The lack of water on Iris, which used to be seen as a problem, now reassured people. Water was now felt to be dangerous, as it seemed likelier than ever that liquid water anywhere would harbor life of some kind, and create problems. The sample size of data supporting this conclusion remained very small, consisting as it did of Earth, Europa, Ganymede, Enceladus, and Aurora; but Aurora had been traumatic. It was even suggested that the cometary ice on Iris could be removed if there were any suspicion that it contained the Auroran pathogen.
Others pointed out that the ice some proposed to import to Iris, to give their new world a hydrosphere and atmosphere, would be ice from F’s Moon 1, or cometary ice from Tau Ceti’s crowded Oort cloud. So if ice anywhere was potentially a home for life, then they could never escape that.

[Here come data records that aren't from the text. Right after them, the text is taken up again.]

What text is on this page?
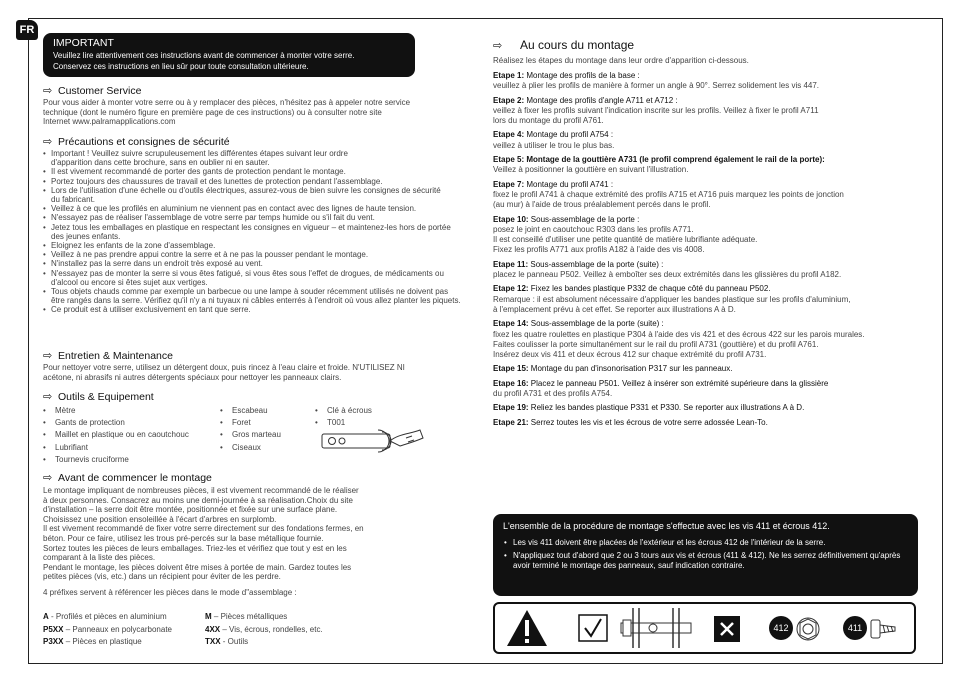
FR
IMPORTANT

Veuillez lire attentivement ces instructions avant de commencer à monter votre serre.
Conservez ces instructions en lieu sûr pour toute consultation ultérieure.

⇨ Customer Service

Pour vous aider à monter votre serre ou à y remplacer des pièces, n'hésitez pas à appeler notre service

technique (dont le numéro figure en première page de ces instructions) ou à consulter notre site

Internet www.palramapplications.com

⇨ Précautions et consignes de sécurité
• Important ! Veuillez suivre scrupuleusement les différentes étapes suivant leur ordre d'apparition dans cette brochure, sans en oublier ni en sauter.
• Il est vivement recommandé de porter des gants de protection pendant le montage.
• Portez toujours des chaussures de travail et des lunettes de protection pendant l'assemblage.
• Lors de l'utilisation d'une échelle ou d'outils électriques, assurez-vous de bien suivre les consignes de sécurité du fabricant.
• Veillez à ce que les profilés en aluminium ne viennent pas en contact avec des lignes de haute tension.
• N'essayez pas de réaliser l'assemblage de votre serre par temps humide ou s'il fait du vent.
• Jetez tous les emballages en plastique en respectant les consignes en vigueur – et maintenez-les hors de portée des jeunes enfants.
• Eloignez les enfants de la zone d'assemblage.
• Veillez à ne pas prendre appui contre la serre et à ne pas la pousser pendant le montage.
• N'installez pas la serre dans un endroit très exposé au vent.
• N'essayez pas de monter la serre si vous êtes fatigué, si vous êtes sous l'effet de drogues, de médicaments ou d'alcool ou encore si êtes sujet aux vertiges.
• Tous objets chauds comme par exemple un barbecue ou une lampe à souder récemment utilisés ne doivent pas être rangés dans la serre. Vérifiez qu'il n'y a ni tuyaux ni câbles enterrés à l'endroit où vous allez planter les piquets.
• Ce produit est à utiliser exclusivement en tant que serre.
⇨ Entretien & Maintenance

Pour nettoyer votre serre, utilisez un détergent doux, puis rincez à l'eau claire et froide. N'UTILISEZ NI

acétone, ni abrasifs ni autres détergents spéciaux pour nettoyer les panneaux clairs.

⇨ Outils & Equipement
• Mètre
• Gants de protection
• Maillet en plastique ou en caoutchouc
• Lubrifiant
• Tournevis cruciforme
• Escabeau
• Foret
• Gros marteau
• Ciseaux
• Clé à écrous
• T001
⇨ Avant de commencer le montage

Le montage impliquant de nombreuses pièces, il est vivement recommandé de le réaliser

à deux personnes. Consacrez au moins une demi-journée à sa réalisation.Choix du site

d'installation – la serre doit être montée, positionnée et fixée sur une surface plane.

Choisissez une position ensoleillée à l'écart d'arbres en surplomb.

Il est vivement recommandé de fixer votre serre directement sur des fondations fermes, en

béton. Pour ce faire, utilisez les trous pré-percés sur la base métallique fournie.

Sortez toutes les pièces de leurs emballages. Triez-les et vérifiez que tout y est en les

comparant à la liste des pièces.

Pendant le montage, les pièces doivent être mises à portée de main. Gardez toutes les

petites pièces (vis, etc.) dans un récipient pour éviter de les perdre.

4 préfixes servent à référencer les pièces dans le mode d"assemblage :

A - Profilés et pièces en aluminium	M – Pièces métalliques
P5XX – Panneaux en polycarbonate	4XX – Vis, écrous, rondelles, etc.
P3XX – Pièces en plastique	TXX - Outils
⇨ Au cours du montage
Réalisez les étapes du montage dans leur ordre d'apparition ci-dessous.
Etape 1: Montage des profils de la base :
veuillez à plier les profils de manière à former un angle à 90°. Serrez solidement les vis 447.
Etape 2: Montage des profils d'angle A711 et A712 :
veillez à fixer les profils suivant l'indication inscrite sur les profils. Veillez à fixer le profil A711
lors du montage du profil A761.
Etape 4: Montage du profil A754 :
veillez à utiliser le trou le plus bas.
Etape 5: Montage de la gouttière A731 (le profil comprend également le rail de la porte):
Veillez à positionner la gouttière en suivant l'illustration.
Etape 7: Montage du profil A741 :
fixez le profil A741 à chaque extrémité des profils A715 et A716 puis marquez les points de jonction
(au mur) à l'aide de trous préalablement percés dans le profil.
Etape 10: Sous-assemblage de la porte :
posez le joint en caoutchouc R303 dans les profils A771.
Il est conseillé d'utiliser une petite quantité de matière lubrifiante adéquate.
Fixez les profils A771 aux profils A182 à l'aide des vis 4008.
Etape 11: Sous-assemblage de la porte (suite) :
placez le panneau P502. Veillez à emboîter ses deux extrémités dans les glissières du profil A182.
Etape 12: Fixez les bandes plastique P332 de chaque côté du panneau P502.
Remarque : il est absolument nécessaire d'appliquer les bandes plastique sur les profils d'aluminium,
à l'emplacement prévu à cet effet. Se reporter aux illustrations A à D.
Etape 14: Sous-assemblage de la porte (suite) :
fixez les quatre roulettes en plastique P304 à l'aide des vis 421 et des écrous 422 sur les parois murales.
Faites coulisser la porte simultanément sur le rail du profil A731 (gouttière) et du profil A761.
Insérez deux vis 411 et deux écrous 412 sur chaque extrémité du profil A731.
Etape 15: Montage du pan d'insonorisation P317 sur les panneaux.
Etape 16: Placez le panneau P501. Veillez à insérer son extrémité supérieure dans la glissière
du profil A731 et des profils A754.
Etape 19: Reliez les bandes plastique P331 et P330. Se reporter aux illustrations A à D.
Etape 21: Serrez toutes les vis et les écrous de votre serre adossée Lean-To.
L'ensemble de la procédure de montage s'effectue avec les vis 411 et écrous 412.
• Les vis 411 doivent être placées de l'extérieur et les écrous 412 de l'intérieur de la serre.
• N'appliquez tout d'abord que 2 ou 3 tours aux vis et écrous (411 & 412). Ne les serrez définitivement qu'après avoir terminé le montage des panneaux, sauf indication contraire.
412	411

But there was no reason to think that was the case. It was generally agreed that it was liquid water that was likely to hold life, not ice. A lot of ice had condensed out of the original cloud of interstellar dust that had formed Tau Ceti, and there was no reason to think life had ever had a chance to begin in that ice. So it was assumed they would be safe if they ended up giving Iris a little ocean composed of imported cometary ices.